It would probably be useful to have this script run once per week, so that you get an email every Monday giving you the latest counts. On Linux/Mac, you can do this
using the cron tool. On Windows, take a look at Task Scheduler.

4. Modify your script so that instead of emailing the counts for a single taxid, it takes a list of taxids (after all, you might be interested in more than one taxonomic group!)
and sends a single email with a summary of the counts for all taxids. To make the email easier to read, refer to each group by its scientific name rather than its taxid
(Hint: you can get the scientific name from the page itself – there should be a single ‘h2’ element that contains the name). You can add the name to the dict of counts, so it looks like this:

  {'protein': '1,631,010', 'nucleotide': '5,181,232', 'genome': '485', 'name', 'Arthropoda'}

5. Now, imagine what will happen when you get back to your lab and show this script to your colleagues. They will be insanely jealous and will want to get emails themselves.
Prepare for this by modifying your script so that it reads a list of email addresses and taxids from an external file. The file will look like this: 9779,6843,57294,42241 123,456,78910 6597,2155,12456,21544,32115,15774,21665,98784,21554

each row has the email address of a person, followed by a space, followed by a comma-separated list of taxids. The data above is made up, so it won’t work – instead,
create a test file to use as the input for your script. Once you have it working, try to put together a file for your whole bench. You will need to ask your neighbours for their
email addresses and their favourite taxonomic groups.
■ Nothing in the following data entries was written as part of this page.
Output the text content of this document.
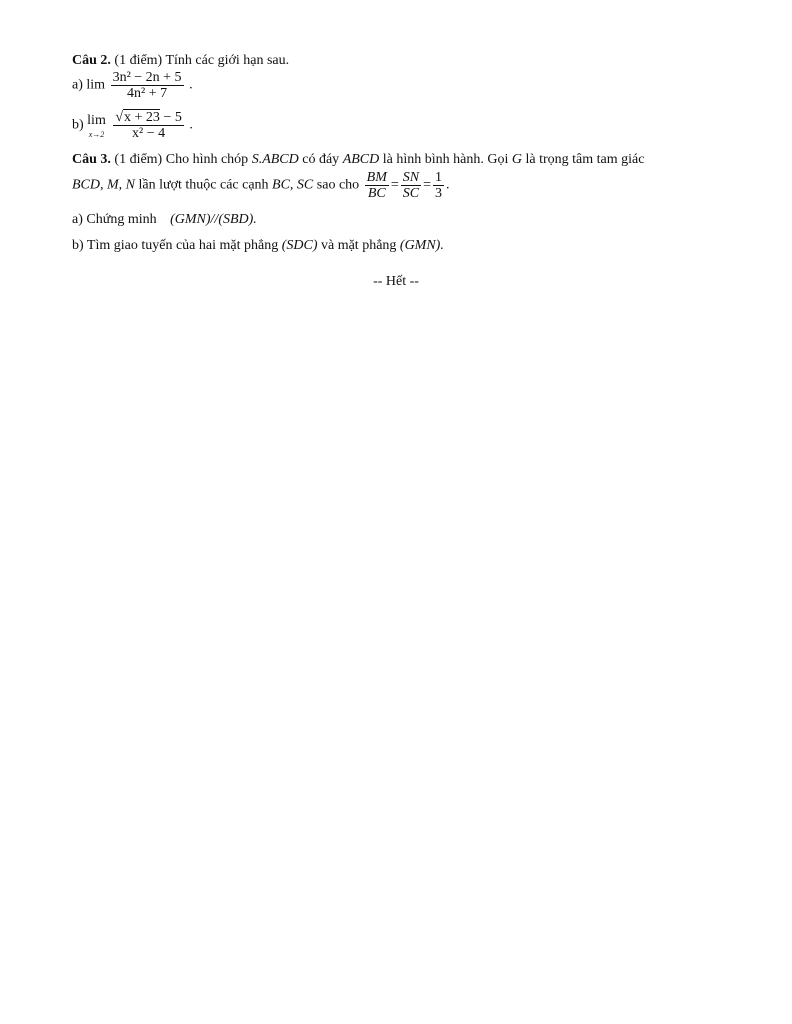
Câu 2. (1 điểm) Tính các giới hạn sau.
a) $\lim \frac{\text{3n² − 2n + 5}}{\text{4n² + 7}}$ .
b) lim
x→2
$\frac{√x + 23 - 5}{\text{x² − 4}}$ .
Câu 3. (1 điểm) Cho hình chóp S.ABCD có đáy ABCD là hình bình hành. Gọi G là trọng tâm tam giác
BCD, M, N lần lượt thuộc các cạnh BC, SC sao cho $\frac{BM}{BC} = \frac{SN}{SC} = \frac{1}{3}$ .
a) Chứng minh (GMN)//(SBD).
b) Tìm giao tuyến của hai mặt phẳng (SDC) và mặt phẳng (GMN).
-- Hết --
Remember to sleep() for a few seconds between (a) fetching the pages and (b) sending emails

6. An even more useful version of the script would only email you when a significant number of new sequences have been added for the taxonomic groups of interest. To do this you’ll have to invent a way
of storing the numbers of sequences between runs of the script – probably a new text file. Your script will now have to get the sequence counts for each group, compare them to the counts from the
last email sent, and only send a new email if there are more than 100 new sequences. Think carefully about the logic behind whether or not to send an email. You only want to send an email if there are
more than 100 new sequences since the last email (which may or may not be the same as the last time the script was run). You’ll have to remember to update the sequence count file whenever an email is sent.

7. Modify your script so that each user can set a per-taxonomic-group threshold for the minimum number of new sequences required to trigger an email. For example, a given user might want to get an email whenever 100 new sequences have been added for elephants, or when 10,000 new sequences have been added for arthropods.

You will need to alter the format of the user-info fileto store this information. Also, let each user set a maximum number of days between emails – i.e. for a given taxonomic group, we want to send at least one email per month, even if no new sequences have been added. You’ll need to store the date at which the last email was sent! (warning: dealing with times and dates in programs is far, far trickier than you think! Take a look at this article if you don’t believe me. I think that the easiest was to deal with this is to use time.time() from the time module, which returns the number of seconds since the start of the current UNIX epoch, and convert days to seconds inside your program).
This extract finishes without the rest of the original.